Сразу за ним, метрах в ста от меня, еле ползла знакомая автомотриса. Сзади и по бокам ее облепили маленькие синие фигурки.
Все-таки застряла, толкают!
Что-то эта картина мне напомнила. Что-то из давнего прошлого. Такое уже было: мальчики в синих мундирчиках и витающий над ними призрак беды.
Но сейчас-то беды произойти не могло.
Обычным образом тормозить было нельзя – я бы врезался в вагончик и передавил детей, но ведь есть аварийный тормоз.
И я рванул его на себя со всей силы…
– Почему ты замолчал? Что произошло? – спрашиваешь ты.
Я замолчал, потому что меня кто-то зовет. Очень настойчиво. Я оглядываюсь.
– После доскажу. Нужно идти. Меня зовут. Разве ты не слышишь?
– Не слышу, – говоришь ты. – Я с тобой. Пожалуйста!
– Ну что ты, – улыбаюсь я. – Подожди здесь. Я быстро. Посмотри на праздник, на людей. Я скоро вернусь, ты и не заметишь. Ну, не прощаюсь.
И о погоде
Погода опять была чудесная. Проснувшись, Мона открыла глаз и тут же снова его закрыла – прямо в зрачок, прицельным выстрелом, ударило солнце. Хотела спрятаться обратно в сон, чтобы еще немножко побыть с тем, кого теперь могла увидеть только во сне, но уже не вышло. Хуже всего, что она никогда не могла вспомнить содержание своих ночных видений. Что-то там происходило важное. Но что?
Надо было вставать.
С некоторых пор Мона возненавидела ясную погоду. То ли дело проснешься – и небо в трауре, плачет дождем, стонет ветер. Тогда хорошо. Чувствуешь себя в гармонии с миром. Если же внутри у тебя серая стужа, а вокруг «майский день, именины сердца», природа кажется предательницей. Особенно если это даже никакой не май, а октябрь.
Снова проклятый месяц октябрь, но у них тут никак не начнется осень, всё длится и длится нескончаемое бабье лето, и каждый день парадиз, голубеют безмятежные Альпы, золотится равнодушное озеро. Чужая, открыточная, бессмысленная красота.
Мона не любила Швейцарию, называла ее «Швейцарской». Жизнь в швейцарской, под лестницей – вот что такое эта ваша Женева. Но ничего не попишешь, ребенку нужна бабушка. Особенно если мать у ребенка кукушка, которая с утра до вечера кукует, кукует, и только о себе: Куу-Куу, Куу-Куу.
Это у них с Масой недавно был разговор.
Мона сказала: «То, что значил для тебя человек, определяется по размеру дыры, которая в тебе остается.
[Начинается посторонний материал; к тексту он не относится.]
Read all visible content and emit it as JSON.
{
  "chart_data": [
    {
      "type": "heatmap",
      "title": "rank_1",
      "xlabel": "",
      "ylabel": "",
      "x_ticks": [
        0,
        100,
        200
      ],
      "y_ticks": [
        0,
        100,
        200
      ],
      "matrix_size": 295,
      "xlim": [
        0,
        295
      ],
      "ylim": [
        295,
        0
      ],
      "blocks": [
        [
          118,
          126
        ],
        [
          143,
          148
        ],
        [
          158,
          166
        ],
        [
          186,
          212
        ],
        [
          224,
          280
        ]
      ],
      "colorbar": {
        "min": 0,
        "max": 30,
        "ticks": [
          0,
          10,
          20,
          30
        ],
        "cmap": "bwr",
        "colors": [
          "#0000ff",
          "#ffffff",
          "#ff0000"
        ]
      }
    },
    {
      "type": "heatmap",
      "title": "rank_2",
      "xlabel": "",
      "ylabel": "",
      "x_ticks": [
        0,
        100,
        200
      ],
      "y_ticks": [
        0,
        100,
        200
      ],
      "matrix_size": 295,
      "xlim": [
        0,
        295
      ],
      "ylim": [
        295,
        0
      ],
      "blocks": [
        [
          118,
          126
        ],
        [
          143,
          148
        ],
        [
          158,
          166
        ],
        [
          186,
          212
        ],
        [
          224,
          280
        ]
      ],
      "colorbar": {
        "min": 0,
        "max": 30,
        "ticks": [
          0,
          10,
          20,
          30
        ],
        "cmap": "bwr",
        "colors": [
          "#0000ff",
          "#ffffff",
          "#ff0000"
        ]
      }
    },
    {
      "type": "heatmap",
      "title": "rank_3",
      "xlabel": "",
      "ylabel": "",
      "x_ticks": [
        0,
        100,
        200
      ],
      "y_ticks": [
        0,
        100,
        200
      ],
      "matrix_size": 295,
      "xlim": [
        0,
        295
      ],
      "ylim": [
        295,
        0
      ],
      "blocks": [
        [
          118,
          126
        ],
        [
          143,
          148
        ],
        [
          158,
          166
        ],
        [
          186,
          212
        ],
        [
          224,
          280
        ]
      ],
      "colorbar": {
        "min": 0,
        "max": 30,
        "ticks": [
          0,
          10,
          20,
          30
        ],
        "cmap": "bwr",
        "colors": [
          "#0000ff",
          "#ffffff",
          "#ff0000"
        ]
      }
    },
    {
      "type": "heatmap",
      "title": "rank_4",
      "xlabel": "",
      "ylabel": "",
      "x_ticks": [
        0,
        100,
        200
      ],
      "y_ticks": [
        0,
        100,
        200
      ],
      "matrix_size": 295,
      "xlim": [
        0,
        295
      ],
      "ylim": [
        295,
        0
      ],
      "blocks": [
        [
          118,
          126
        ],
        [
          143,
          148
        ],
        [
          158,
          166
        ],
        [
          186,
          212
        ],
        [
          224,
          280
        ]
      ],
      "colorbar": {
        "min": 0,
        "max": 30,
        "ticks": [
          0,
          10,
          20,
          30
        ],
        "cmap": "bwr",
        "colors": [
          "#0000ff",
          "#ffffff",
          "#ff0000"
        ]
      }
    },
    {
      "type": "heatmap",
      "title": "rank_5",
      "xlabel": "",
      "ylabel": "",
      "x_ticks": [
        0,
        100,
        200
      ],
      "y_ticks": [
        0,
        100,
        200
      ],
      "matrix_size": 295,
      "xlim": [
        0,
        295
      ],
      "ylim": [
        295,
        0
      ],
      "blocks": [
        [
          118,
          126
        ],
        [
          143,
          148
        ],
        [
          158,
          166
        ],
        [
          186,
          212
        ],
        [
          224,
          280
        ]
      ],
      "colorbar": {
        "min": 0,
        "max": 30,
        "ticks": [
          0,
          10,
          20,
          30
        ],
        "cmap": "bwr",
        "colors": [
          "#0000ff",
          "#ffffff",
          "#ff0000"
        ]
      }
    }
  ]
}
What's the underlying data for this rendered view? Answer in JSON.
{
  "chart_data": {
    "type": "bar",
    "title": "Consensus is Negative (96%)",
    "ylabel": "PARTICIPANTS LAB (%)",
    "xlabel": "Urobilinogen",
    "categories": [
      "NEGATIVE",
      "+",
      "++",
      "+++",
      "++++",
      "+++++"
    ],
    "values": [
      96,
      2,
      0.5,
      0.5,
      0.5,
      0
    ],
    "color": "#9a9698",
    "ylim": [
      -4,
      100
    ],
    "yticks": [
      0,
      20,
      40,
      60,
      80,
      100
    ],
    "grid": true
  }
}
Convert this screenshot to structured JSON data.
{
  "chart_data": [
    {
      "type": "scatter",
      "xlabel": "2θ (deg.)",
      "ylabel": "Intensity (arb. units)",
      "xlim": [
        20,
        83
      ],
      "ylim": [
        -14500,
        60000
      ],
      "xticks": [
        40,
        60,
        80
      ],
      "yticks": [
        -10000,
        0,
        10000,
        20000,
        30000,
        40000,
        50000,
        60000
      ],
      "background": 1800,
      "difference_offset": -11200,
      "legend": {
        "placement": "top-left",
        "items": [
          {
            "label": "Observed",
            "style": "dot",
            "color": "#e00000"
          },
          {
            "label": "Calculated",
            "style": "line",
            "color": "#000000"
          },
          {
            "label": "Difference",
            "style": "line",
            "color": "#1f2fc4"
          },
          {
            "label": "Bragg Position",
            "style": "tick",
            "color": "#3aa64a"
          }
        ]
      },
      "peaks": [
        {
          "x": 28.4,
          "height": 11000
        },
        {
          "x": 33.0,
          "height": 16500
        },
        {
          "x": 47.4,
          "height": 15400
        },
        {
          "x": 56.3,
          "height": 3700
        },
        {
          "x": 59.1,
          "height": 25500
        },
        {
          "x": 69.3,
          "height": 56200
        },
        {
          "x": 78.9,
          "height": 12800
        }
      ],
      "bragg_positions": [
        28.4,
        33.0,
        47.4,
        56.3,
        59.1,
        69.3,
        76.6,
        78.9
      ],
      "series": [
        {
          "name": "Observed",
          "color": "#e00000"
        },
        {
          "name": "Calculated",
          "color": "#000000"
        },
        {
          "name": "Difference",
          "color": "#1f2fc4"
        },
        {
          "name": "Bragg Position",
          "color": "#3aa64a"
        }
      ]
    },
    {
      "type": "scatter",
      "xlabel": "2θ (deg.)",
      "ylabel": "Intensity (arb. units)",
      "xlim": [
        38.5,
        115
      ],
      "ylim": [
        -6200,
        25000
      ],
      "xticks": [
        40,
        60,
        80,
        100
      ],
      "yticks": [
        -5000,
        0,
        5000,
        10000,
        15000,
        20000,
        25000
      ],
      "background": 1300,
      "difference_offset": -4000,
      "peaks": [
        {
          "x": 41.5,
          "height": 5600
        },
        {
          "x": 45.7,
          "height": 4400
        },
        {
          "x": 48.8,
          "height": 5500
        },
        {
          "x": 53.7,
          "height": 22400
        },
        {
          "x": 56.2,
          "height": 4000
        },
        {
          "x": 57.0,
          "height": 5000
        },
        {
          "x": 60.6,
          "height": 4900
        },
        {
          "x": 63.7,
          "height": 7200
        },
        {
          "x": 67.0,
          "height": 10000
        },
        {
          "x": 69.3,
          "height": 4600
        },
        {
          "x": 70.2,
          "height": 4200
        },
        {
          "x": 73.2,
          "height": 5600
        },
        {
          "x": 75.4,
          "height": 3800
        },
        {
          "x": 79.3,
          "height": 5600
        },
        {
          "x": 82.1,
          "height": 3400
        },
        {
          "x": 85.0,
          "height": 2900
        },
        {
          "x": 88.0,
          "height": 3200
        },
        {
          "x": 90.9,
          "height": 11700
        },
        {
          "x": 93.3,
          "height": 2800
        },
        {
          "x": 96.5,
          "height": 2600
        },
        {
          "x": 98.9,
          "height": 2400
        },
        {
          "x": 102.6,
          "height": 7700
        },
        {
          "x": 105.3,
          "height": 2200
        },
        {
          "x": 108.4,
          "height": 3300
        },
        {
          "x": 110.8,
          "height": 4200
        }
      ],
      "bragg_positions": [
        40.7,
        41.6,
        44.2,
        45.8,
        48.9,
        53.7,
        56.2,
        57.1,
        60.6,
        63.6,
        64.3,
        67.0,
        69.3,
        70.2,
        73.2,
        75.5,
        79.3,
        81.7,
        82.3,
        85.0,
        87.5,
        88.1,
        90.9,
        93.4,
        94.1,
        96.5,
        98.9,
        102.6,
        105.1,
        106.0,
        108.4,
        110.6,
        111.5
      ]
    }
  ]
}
Бывает дыра такой необъятной величины, что засасывает без остатка». Он ответил: «Вы говорите про Куу, про Пустоту? – И нарисовал иероглиф. – Все из нее вышли, все в нее вернутся. Но зачем торопиться, госпожа? К тому же есть чувство долга. Вы не одна».
Что правда, то правда. Если б Мона была одна, она, наверное, до сих пор сидела бы в Севастополе, надеясь на чудо. Но в Крым примчалась мать и увезла ее, раздутую и студенистую, как медуза, «рожать в нормальных условиях».
– Я никудыфная мась, – со вздохом сказала Мона, стоя в ванной и глядя на себя в зеркало. Изо рта торчала зубная щетка. Лицо было тусклое.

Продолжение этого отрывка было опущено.